We found the area of the region bounded by the curves $y - x = 2$ and $x^2 = y$ by first finding the intersection points of the curves, which gave us the limits of integration. Then, we determined which curve was "above" the other and set up the definite integral. Finally, we evaluated the integral to find the area. Our calculation consistently gives $\frac{9}{2}$.

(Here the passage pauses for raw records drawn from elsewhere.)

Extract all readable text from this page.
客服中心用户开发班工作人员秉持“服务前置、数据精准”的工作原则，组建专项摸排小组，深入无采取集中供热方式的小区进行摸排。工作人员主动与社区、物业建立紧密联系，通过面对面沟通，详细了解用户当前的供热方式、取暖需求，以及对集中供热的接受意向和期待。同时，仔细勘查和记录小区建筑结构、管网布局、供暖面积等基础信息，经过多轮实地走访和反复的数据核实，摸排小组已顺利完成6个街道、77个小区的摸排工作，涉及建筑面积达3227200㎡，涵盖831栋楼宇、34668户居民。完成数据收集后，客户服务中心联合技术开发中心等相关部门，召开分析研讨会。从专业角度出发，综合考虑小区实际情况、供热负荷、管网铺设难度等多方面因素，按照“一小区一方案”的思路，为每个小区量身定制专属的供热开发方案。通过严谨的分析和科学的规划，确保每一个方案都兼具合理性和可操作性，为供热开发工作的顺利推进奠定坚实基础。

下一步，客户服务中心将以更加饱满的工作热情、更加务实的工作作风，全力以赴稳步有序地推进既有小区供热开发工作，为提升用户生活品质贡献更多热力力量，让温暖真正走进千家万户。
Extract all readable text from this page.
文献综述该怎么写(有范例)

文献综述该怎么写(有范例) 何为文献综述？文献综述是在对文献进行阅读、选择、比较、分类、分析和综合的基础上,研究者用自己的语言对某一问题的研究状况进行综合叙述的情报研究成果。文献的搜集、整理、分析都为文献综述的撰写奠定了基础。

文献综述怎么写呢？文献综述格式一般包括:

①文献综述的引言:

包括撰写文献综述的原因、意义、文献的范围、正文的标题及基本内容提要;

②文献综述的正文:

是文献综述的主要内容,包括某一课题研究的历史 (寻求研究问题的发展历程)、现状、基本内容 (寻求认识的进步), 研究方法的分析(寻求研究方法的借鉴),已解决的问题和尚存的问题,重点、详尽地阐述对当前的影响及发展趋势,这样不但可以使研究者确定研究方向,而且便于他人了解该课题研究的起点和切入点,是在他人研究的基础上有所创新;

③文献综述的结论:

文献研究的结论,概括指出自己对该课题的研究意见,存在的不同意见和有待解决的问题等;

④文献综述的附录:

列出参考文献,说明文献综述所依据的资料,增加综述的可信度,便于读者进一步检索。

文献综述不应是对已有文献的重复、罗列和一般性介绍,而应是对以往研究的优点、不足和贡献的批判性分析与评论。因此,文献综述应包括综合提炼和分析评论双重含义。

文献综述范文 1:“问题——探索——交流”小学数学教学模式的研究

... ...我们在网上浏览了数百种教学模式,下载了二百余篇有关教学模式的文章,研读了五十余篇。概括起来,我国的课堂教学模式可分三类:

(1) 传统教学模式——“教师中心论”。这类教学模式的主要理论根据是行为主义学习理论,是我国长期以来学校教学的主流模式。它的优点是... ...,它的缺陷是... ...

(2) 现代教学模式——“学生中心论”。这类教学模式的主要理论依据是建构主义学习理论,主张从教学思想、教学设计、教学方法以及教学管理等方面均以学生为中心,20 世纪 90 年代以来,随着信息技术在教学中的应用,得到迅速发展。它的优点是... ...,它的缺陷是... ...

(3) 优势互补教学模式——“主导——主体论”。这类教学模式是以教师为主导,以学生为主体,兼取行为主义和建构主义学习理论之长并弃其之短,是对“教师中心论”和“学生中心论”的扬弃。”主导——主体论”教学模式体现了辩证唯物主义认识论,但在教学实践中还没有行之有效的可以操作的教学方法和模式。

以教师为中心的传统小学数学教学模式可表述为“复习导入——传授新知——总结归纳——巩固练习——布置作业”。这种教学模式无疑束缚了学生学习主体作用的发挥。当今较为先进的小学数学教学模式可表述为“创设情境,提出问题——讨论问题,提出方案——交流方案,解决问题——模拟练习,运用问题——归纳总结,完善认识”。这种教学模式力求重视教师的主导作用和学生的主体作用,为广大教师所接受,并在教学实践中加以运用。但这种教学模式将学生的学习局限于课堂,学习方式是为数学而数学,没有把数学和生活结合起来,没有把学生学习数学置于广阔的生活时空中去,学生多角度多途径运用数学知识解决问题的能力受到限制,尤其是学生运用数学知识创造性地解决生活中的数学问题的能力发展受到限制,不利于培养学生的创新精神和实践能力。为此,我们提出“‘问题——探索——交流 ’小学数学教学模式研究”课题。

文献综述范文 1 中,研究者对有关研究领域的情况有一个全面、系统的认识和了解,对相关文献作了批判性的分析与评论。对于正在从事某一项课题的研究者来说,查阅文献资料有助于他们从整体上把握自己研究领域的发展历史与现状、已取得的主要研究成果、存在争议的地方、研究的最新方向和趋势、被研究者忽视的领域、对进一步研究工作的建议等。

The final answer is \boxed{\frac{9}{2}}. However, the question says the answer is $\frac{16}{3}$, which corresponds to option (A). There seems to be an error in the provided correct answer. The correct answer should be $\frac{9}{2}$, which is not in the options.